A new term has begun, which means I’m busy introducing students to the ins and outs of rhetorical theory.
Today’s topic: the modes of appeal.
After introducing them to ethos, pathos, and logos, we spent some time talking about how these appeals appear in various examples of communication. In particular, I have an NRA advertisement that I like to use, featuring Tom Selleck, that is a good one to get the students thinking about how persuasion works (and doesn’t work).
After going through that example, I had a few moments to talk to them about how rhetorical theory can change the way you see the world. In particular, I told them a story about when I started seeing the world differently, through the eyes of rhetoric.
I took my first University course in rhetoric in the second term of 2002. That winter was the 2002 Salt Lake City Olympics, and I remember watching the Opening Ceremonies of that event with new eyes. It was only a few months since the events of September 11th, so the wound was still there.

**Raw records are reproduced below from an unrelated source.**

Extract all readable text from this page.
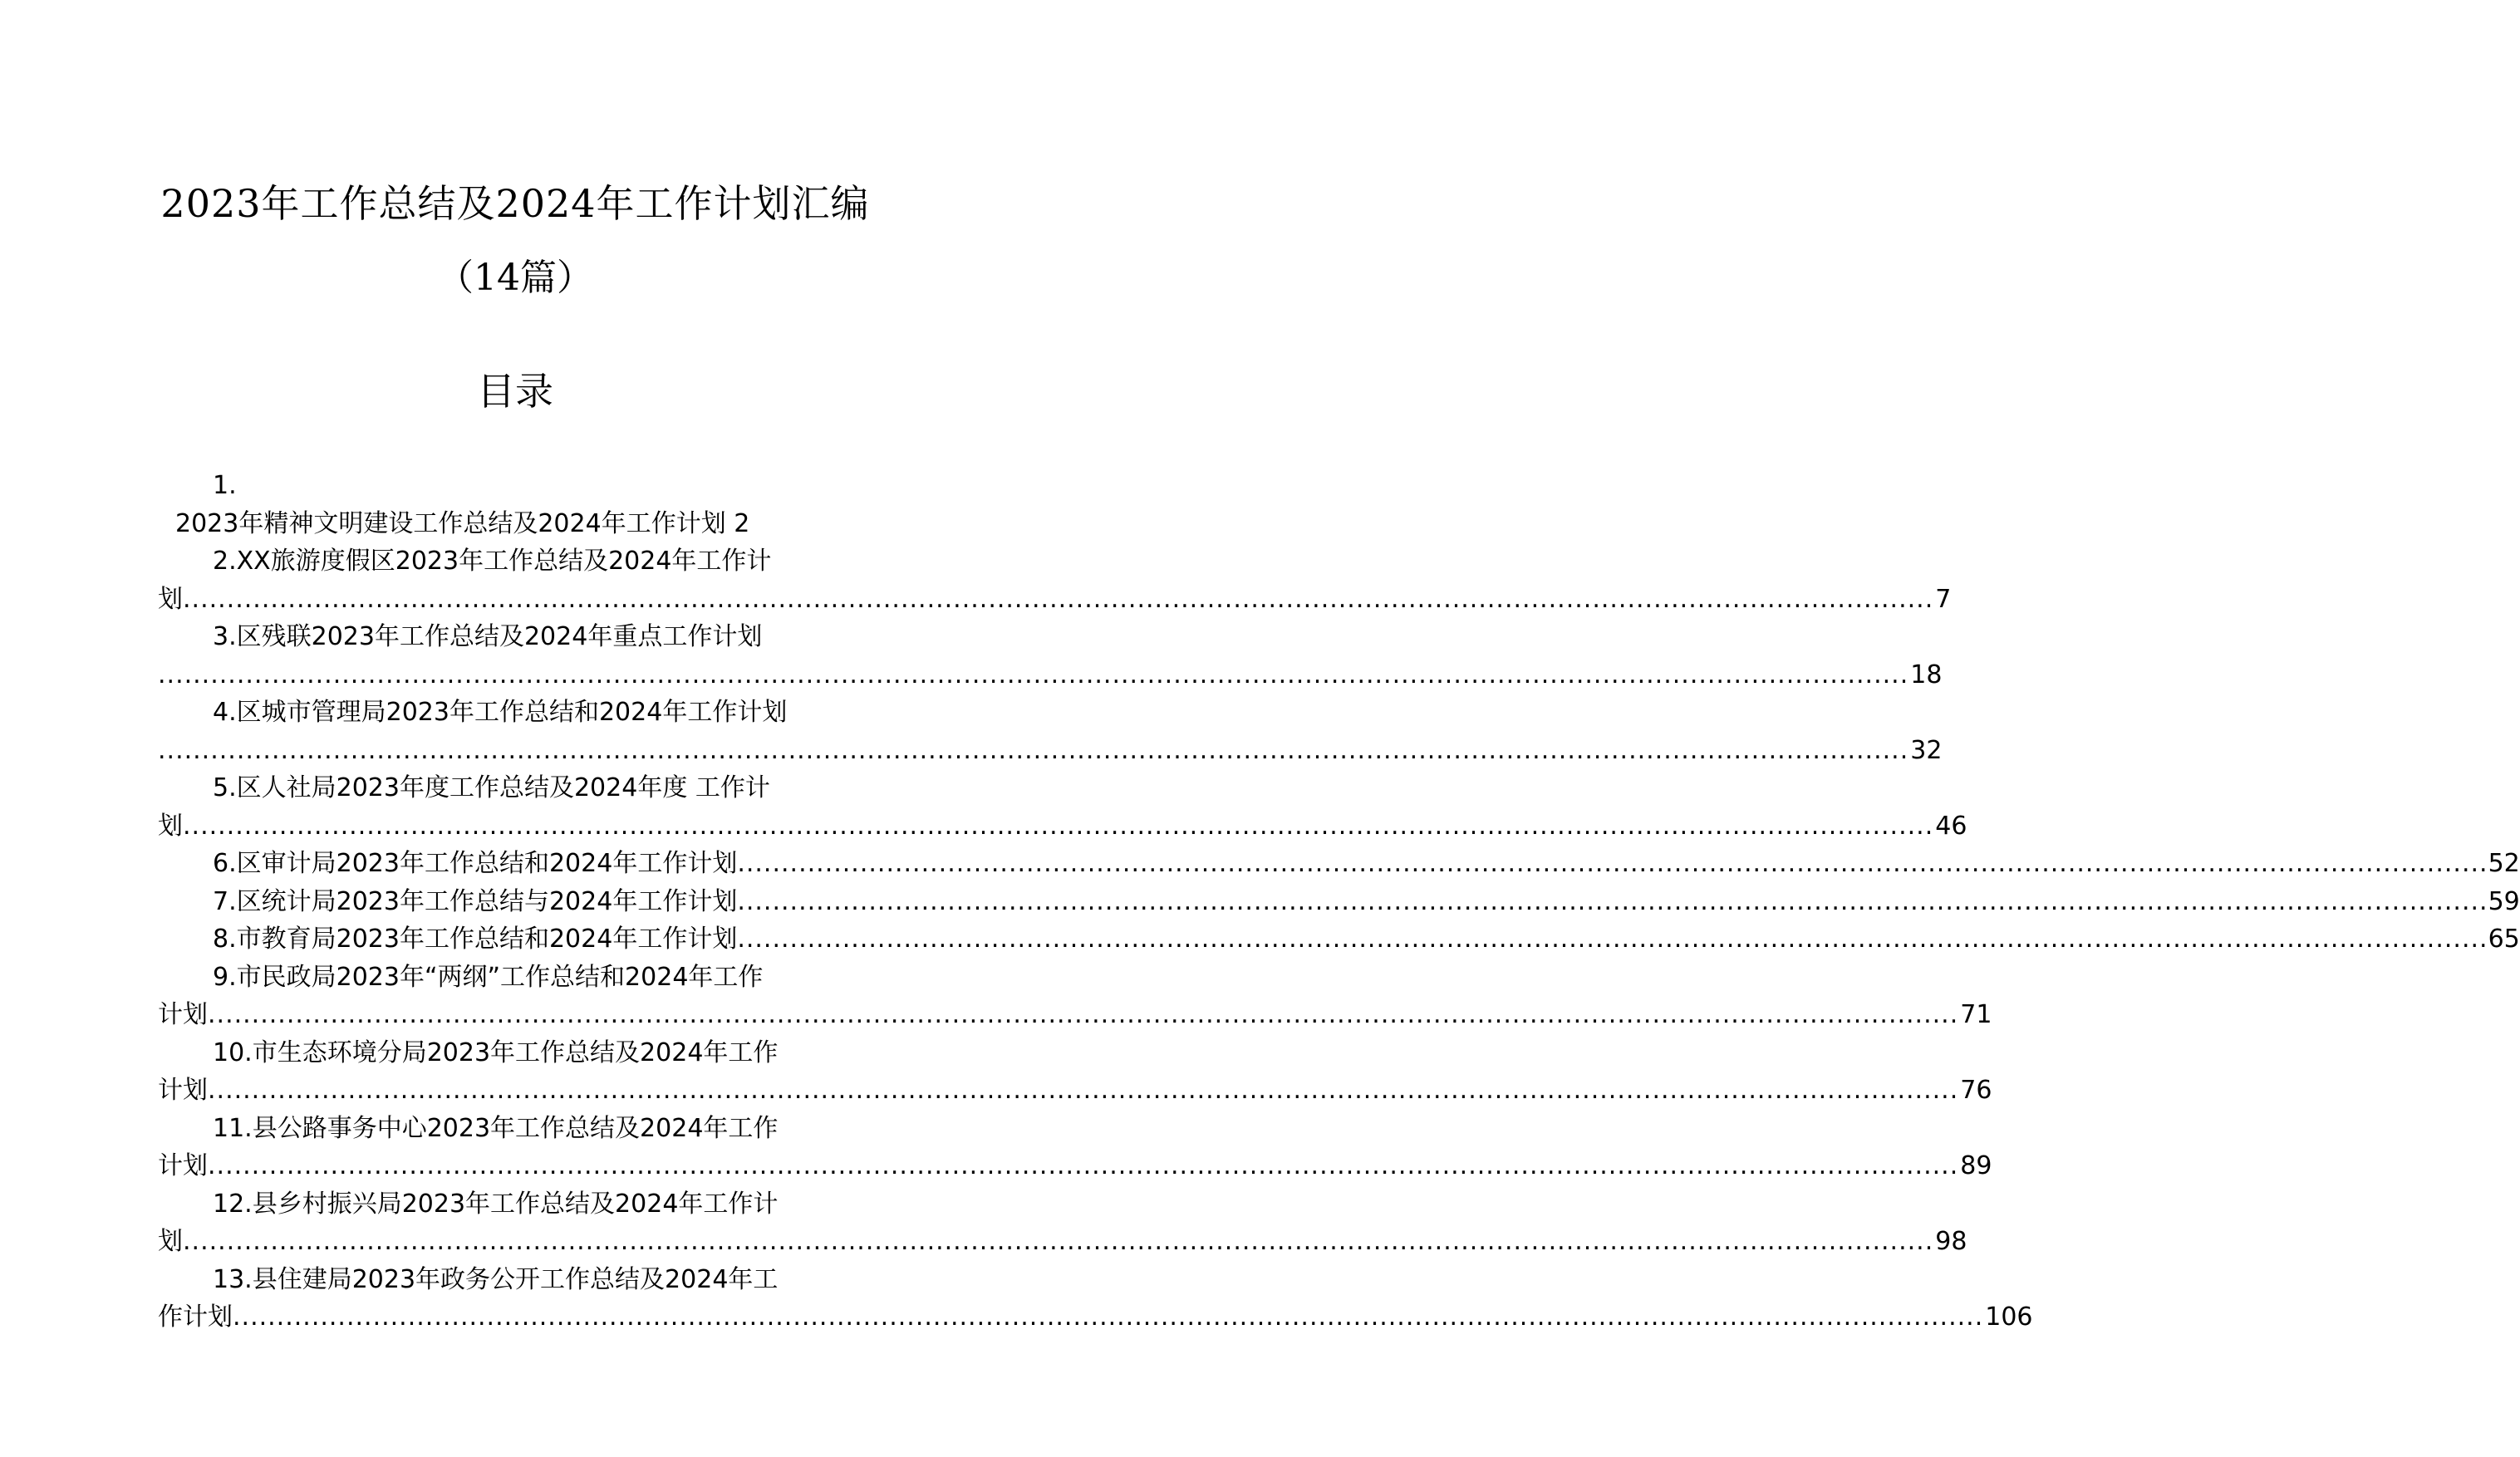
2023年工作总结及2024年工作计划汇编
（14篇）
目录
1.
2023年精神文明建设工作总结及2024年工作计划 2
2.XX旅游度假区2023年工作总结及2024年工作计
划 ........................................................................................................................................................................................................ 7
3.区残联2023年工作总结及2024年重点工作计划
........................................................................................................................................................................................................ 18
4.区城市管理局2023年工作总结和2024年工作计划
........................................................................................................................................................................................................ 32
5.区人社局2023年度工作总结及2024年度 工作计
划 ........................................................................................................................................................................................................ 46
6.区审计局2023年工作总结和2024年工作计划 ........................................................................................................................................................................................................ 52
7.区统计局2023年工作总结与2024年工作计划 ........................................................................................................................................................................................................ 59
8.市教育局2023年工作总结和2024年工作计划 ........................................................................................................................................................................................................ 65
9.市民政局2023年“两纲”工作总结和2024年工作
计划 ........................................................................................................................................................................................................ 71
10.市生态环境分局2023年工作总结及2024年工作
计划 ........................................................................................................................................................................................................ 76
11.县公路事务中心2023年工作总结及2024年工作
计划 ........................................................................................................................................................................................................ 89
12.县乡村振兴局2023年工作总结及2024年工作计
划 ........................................................................................................................................................................................................ 98
13.县住建局2023年政务公开工作总结及2024年工
作计划 ........................................................................................................................................................................................................ 106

I remember watching the flag from the World Trade Center being carried in:
And sure enough, it was an emotional punch to watch that moment unfold.

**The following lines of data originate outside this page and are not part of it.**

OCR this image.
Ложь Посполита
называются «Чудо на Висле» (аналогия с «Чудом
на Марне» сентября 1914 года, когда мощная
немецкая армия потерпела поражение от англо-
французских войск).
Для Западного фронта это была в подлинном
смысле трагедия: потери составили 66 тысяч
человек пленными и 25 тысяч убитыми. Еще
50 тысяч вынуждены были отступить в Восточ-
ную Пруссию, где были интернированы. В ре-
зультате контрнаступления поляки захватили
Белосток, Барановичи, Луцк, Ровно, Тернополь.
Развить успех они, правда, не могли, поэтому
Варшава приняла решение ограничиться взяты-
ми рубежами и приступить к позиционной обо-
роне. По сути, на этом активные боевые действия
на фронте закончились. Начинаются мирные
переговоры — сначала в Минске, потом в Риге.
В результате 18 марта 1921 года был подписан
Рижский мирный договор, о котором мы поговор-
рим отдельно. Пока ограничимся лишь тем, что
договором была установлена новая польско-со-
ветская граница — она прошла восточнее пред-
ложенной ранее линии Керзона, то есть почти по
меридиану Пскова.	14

But as I watched and experienced the emotions that accompanied that moment, I remember feeling angry. While 9/11 was a horrible time for my country, I resented how we Americans were using this moment of international awareness to make such a heavy-handed tribute to the events of that day. It just didn’t seem like the right time or place for such an event.
That was when I really started to understand how easy it is to slip from legitimate moments of audience connection (pathos) to moments of audience manipulation.
How timely that I remembered that experience on today, of all days.